序列是專案的邏輯系列, 全都是相同的類型。Sequences are a logical series of elements, all of the same type. 這些是比清單和陣列更一般的類型, 可以將您的「視圖」放入任何邏輯專案序列中。These are a more general type than Lists and Arrays, capable of being your "view" into any logical series of elements. 它們也會脫穎而出, 因為它們可能是延遲的, 也就是說, 只有在需要時才會計算元素。They also stand out because they can be lazy, which means that elements can be computed only when they are needed.

module Sequences = 

    /// This is the empty sequence.
    let seq1 = Seq.empty

    /// This a sequence of values.
    let seq2 = seq { yield "hello"; yield "world"; yield "and"; yield "hello"; yield "world"; yield "again" }

    /// This is an on-demand sequence from 1 to 1000.
    let numbersSeq = seq { 1 .. 1000 }

    /// This is a sequence producing the words "hello" and "world"
    let seq3 = 
        seq { for word in seq2 do
                  if word.Contains("l") then 
                      yield word }

    /// This sequence producing the even numbers up to 2000.
    let evenNumbers = Seq.init 1001 (fun n -> n * 2) 
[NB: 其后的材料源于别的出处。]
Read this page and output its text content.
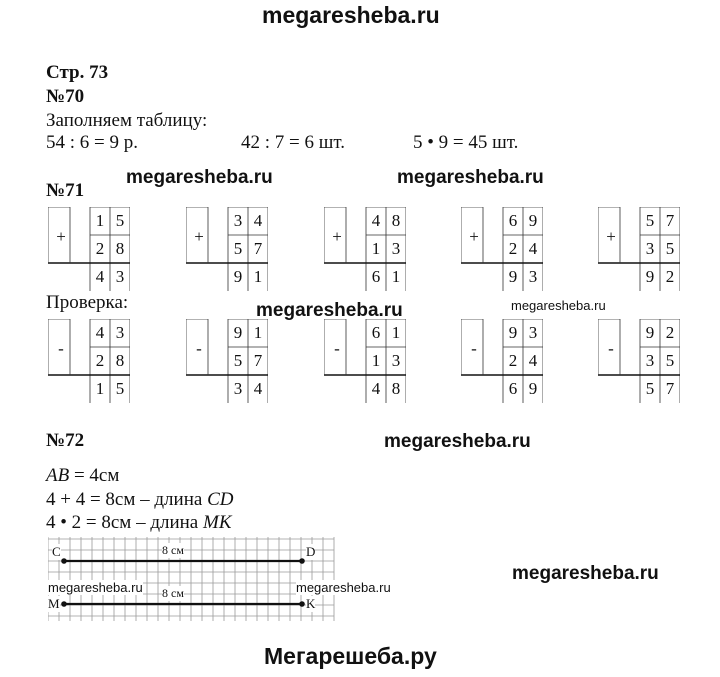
megaresheba.ru
Стр. 73
№70
Заполняем таблицу:
54 : 6 = 9 р.	42 : 7 = 6 шт.	5 • 9 = 45 шт.
№71
megaresheba.ru	megaresheba.ru
+
1 5
2 8
4 3
+
3 4
5 7
9 1
+
4 8
1 3
6 1
+
6 9
2 4
9 3
+
5 7
3 5
9 2
Проверка:	megaresheba.ru	megaresheba.ru
-
4 3
2 8
1 5
-
9 1
5 7
3 4
-
6 1
1 3
4 8
-
9 3
2 4
6 9
-
9 2
3 5
5 7
№72	megaresheba.ru
AB = 4см
4 + 4 = 8см – длина CD
4 • 2 = 8см – длина MK
C	D
8 см
M	K
8 см
megaresheba.ru	megaresheba.ru
megaresheba.ru
Мегарешеба.ру
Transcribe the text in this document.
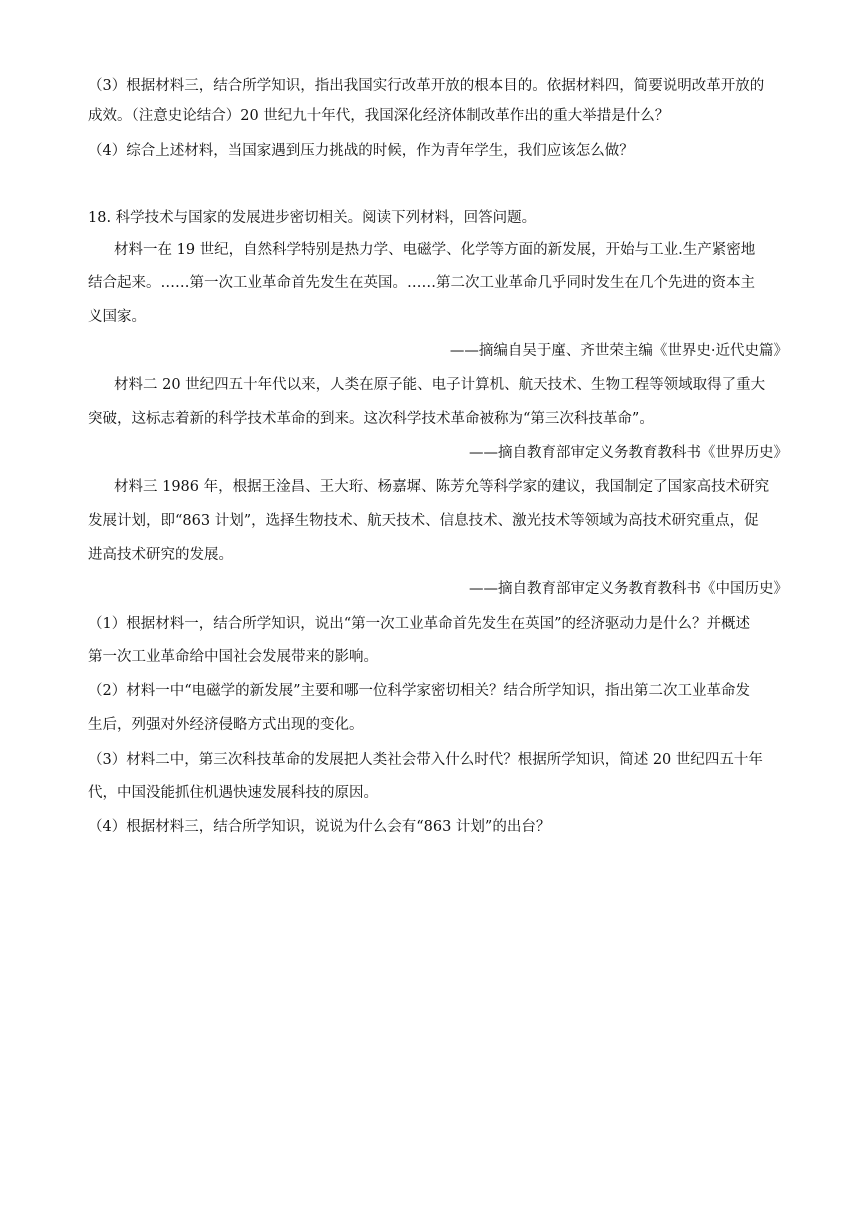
（3）根据材料三，结合所学知识，指出我国实行改革开放的根本目的。依据材料四，简要说明改革开放的
成效。（注意史论结合）20 世纪九十年代，我国深化经济体制改革作出的重大举措是什么？
（4）综合上述材料，当国家遇到压力挑战的时候，作为青年学生，我们应该怎么做？
18. 科学技术与国家的发展进步密切相关。阅读下列材料，回答问题。
材料一在 19 世纪，自然科学特别是热力学、电磁学、化学等方面的新发展，开始与工业.生产紧密地
结合起来。……第一次工业革命首先发生在英国。……第二次工业革命几乎同时发生在几个先进的资本主
义国家。
——摘编自吴于廑、齐世荣主编《世界史·近代史篇》
材料二 20 世纪四五十年代以来，人类在原子能、电子计算机、航天技术、生物工程等领域取得了重大
突破，这标志着新的科学技术革命的到来。这次科学技术革命被称为“第三次科技革命”。
——摘自教育部审定义务教育教科书《世界历史》
材料三 1986 年，根据王淦昌、王大珩、杨嘉墀、陈芳允等科学家的建议，我国制定了国家高技术研究
发展计划，即“863 计划”，选择生物技术、航天技术、信息技术、激光技术等领域为高技术研究重点，促
进高技术研究的发展。
——摘自教育部审定义务教育教科书《中国历史》
（1）根据材料一，结合所学知识，说出“第一次工业革命首先发生在英国”的经济驱动力是什么？并概述
第一次工业革命给中国社会发展带来的影响。
（2）材料一中“电磁学的新发展”主要和哪一位科学家密切相关？结合所学知识，指出第二次工业革命发
生后，列强对外经济侵略方式出现的变化。
（3）材料二中，第三次科技革命的发展把人类社会带入什么时代？根据所学知识，简述 20 世纪四五十年
代，中国没能抓住机遇快速发展科技的原因。
（4）根据材料三，结合所学知识，说说为什么会有“863 计划”的出台？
    let rnd = System.Random()

    /// This is an infinite sequence which is a random walk.
    /// This example uses yield! to return each element of a subsequence.
    let rec randomWalk x =
        seq { yield x
              yield! randomWalk (x + rnd.NextDouble() - 0.5) }

    /// This example shows the first 100 elements of the random walk.
    let first100ValuesOfRandomWalk = 
        randomWalk 5.0 
        |> Seq.truncate 100
        |> Seq.toList

    printfn "First 100 elements of a random walk: %A" first100ValuesOfRandomWalk

遞迴函式Recursive Functions

處理集合或序列的項目通常是使用遞迴F# 中。Processing collections or sequences of elements is typically done with recursion in F#. 雖然 F# 提供 for 迴圈和命令式程式設計的支援,但遞迴建議,因為很容易就能保證正確性。Although F# has support for loops and imperative programming, recursion is preferred because it is easier to guarantee correctness.

注意

下列範例會使用透過match運算式的模式比對。The following example makes use of the pattern matching via the match expression. 本文稍後將討論此基本結構。This fundamental construct is covered later in this article.

module RecursiveFunctions = 
              
    /// This example shows a recursive function that computes the factorial of an 
    /// integer. It uses 'let rec' to define a recursive function.
    let rec factorial n = 
        if n = 0 then 1 else n * factorial (n-1)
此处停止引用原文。